UnitedLex has been tracking the continuing threat arising from fraudulent emails targeting senior company executives that exploit the domain name registration system.  Law enforcement agencies have repeatedly warned businesses to take measures to defend themselves against this mode of attack.  Most often, the attacker is seeking to impersonate a senior executive, often a CEO or CFO) in order to induce a subordinate within the executives business to wire or otherwise transfer funds to the attacker or an accomplice.  UnitedLex has observed these attacks in businesses of all sizes and in a variety of industry sectors.  The amount of money sought varies but is most often between $50,000 and $150,000 per victim.  The Internet Crime Complaint Center (IC3) estimates that well over 2,000 companies have been victimized by this type of attack and that attackers have absconded with more than $200million.
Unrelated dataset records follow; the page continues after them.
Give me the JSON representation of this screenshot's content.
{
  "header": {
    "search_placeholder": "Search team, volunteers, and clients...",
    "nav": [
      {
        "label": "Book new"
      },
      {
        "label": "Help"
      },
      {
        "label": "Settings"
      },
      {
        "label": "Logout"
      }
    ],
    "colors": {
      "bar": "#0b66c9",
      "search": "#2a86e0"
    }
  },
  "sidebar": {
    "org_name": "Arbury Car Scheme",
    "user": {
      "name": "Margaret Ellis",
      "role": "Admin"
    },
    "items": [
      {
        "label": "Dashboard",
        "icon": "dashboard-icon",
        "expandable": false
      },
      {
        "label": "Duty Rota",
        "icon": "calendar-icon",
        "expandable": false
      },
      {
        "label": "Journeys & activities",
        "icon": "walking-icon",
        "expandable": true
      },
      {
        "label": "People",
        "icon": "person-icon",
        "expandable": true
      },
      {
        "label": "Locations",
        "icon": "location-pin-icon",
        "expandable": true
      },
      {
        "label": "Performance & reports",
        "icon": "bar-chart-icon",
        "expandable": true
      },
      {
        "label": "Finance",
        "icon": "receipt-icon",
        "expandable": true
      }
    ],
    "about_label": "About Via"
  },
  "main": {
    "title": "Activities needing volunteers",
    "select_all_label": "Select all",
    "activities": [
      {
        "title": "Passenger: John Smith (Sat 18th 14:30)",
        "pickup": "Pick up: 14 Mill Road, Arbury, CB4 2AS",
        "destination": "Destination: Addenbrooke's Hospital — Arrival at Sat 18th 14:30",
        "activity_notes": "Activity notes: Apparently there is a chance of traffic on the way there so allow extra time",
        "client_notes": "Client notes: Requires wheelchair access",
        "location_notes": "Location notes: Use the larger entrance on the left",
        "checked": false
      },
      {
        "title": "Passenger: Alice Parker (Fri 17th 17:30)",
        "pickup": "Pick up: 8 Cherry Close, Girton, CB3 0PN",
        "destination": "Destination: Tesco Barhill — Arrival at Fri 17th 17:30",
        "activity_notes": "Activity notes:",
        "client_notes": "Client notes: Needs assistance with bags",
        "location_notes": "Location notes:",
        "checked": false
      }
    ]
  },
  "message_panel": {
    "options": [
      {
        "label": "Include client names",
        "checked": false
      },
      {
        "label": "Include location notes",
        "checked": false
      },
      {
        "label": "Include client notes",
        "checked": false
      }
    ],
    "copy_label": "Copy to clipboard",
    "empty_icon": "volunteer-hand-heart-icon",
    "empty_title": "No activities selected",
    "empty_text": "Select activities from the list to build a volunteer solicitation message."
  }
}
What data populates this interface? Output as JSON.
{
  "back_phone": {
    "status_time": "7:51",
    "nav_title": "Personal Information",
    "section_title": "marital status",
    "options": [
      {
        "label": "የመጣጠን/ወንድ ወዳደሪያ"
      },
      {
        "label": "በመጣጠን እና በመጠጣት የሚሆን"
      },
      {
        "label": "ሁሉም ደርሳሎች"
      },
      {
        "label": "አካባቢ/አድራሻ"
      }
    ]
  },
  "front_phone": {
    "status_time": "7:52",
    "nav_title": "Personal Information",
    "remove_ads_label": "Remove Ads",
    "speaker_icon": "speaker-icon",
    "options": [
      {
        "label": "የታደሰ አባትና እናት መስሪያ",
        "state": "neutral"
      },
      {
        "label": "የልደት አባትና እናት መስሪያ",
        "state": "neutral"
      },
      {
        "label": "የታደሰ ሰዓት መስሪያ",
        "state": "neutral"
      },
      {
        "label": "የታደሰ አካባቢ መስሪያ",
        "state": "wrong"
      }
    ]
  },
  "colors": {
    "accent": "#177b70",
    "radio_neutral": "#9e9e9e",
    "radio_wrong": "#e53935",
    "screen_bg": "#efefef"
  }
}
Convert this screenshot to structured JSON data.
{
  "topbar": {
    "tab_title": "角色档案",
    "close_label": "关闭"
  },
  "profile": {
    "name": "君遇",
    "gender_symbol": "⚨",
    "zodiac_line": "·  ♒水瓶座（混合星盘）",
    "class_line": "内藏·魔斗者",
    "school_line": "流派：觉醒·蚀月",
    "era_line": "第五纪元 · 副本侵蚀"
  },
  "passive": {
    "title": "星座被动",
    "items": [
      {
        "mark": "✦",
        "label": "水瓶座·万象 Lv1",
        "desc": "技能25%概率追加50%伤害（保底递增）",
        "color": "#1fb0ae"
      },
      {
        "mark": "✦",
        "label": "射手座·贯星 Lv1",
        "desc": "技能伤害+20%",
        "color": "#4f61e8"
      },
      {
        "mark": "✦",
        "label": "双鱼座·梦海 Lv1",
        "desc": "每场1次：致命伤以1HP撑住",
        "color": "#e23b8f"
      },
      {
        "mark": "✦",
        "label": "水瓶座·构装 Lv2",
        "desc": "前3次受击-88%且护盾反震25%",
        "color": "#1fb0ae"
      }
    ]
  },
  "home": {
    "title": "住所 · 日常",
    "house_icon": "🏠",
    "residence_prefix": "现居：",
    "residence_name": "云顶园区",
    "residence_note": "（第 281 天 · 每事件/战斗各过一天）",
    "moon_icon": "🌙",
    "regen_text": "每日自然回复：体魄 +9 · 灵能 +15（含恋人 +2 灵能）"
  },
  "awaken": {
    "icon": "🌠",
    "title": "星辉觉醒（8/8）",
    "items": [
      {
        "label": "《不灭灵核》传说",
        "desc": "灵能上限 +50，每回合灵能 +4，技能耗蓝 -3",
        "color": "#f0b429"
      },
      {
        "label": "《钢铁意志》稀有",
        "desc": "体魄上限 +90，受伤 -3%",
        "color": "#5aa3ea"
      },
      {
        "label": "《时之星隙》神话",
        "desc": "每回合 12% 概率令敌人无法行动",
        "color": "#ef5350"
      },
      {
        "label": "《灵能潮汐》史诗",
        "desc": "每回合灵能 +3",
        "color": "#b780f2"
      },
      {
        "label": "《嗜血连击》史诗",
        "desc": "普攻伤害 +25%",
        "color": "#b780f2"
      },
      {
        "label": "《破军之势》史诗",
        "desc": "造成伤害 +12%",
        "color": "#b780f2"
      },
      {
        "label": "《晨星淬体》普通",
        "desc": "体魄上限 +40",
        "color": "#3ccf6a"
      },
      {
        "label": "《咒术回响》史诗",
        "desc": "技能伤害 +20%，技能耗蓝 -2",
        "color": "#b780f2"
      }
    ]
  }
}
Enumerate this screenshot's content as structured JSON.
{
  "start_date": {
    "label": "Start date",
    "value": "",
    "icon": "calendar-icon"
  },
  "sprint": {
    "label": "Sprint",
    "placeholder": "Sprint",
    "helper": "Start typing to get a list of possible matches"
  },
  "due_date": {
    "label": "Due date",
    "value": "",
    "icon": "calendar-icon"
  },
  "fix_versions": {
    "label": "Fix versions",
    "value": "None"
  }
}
In some cases, the attacker compromises the executive’s email account directly and uses it to send fraudulent messages.  In other cases UnitedLex has observed, the attacker will register a domain that is a small variation of the target’s legitimate domain.  In some cases, the only difference between a legitimate email and the forged is a single letter in the source domain address.   For example, an attacker targeting "ACME Corp.", whose legitimate email domain is "acme.com” might register "accme.com” and use that domain to send emails meant to impersonate Acme executives.  Often the attackers will conduct reconnaissance on the target company’s website, on LinkedIn or other publicly available sources to gather the intelligence needed to select the right corporate personnel to target in their scam.

Although less common, this attack vector can also be used to attempt to defraud vendors, customers and other third parties related to the victimized company.  In such a scenario, the attacker will again impersonate an executive at the target company and attempt to induce the third party to transfer funds to the attacker or to reveal sensitive information that may be used in a subsequent attack against the third party.

UnitedLex has developed a solution to address this threat and help companies reduce their exposure to this type of attack.  In short, UnitedLex has developed and made available a tool that will search publicly available domain registration information to identify instances where an attacker has registered a domain for the purpose of launching a targeted attack.  If the company identifies domains that it suspects have been registered with fraudulent intent, UnitedLex can guide the company through the process to have the domain suspended by the registrar or, in some cases, transferred to the target company.  At a minimum, the company can block emails coming from the fraudulent domain to reduce the risk of successful fraud.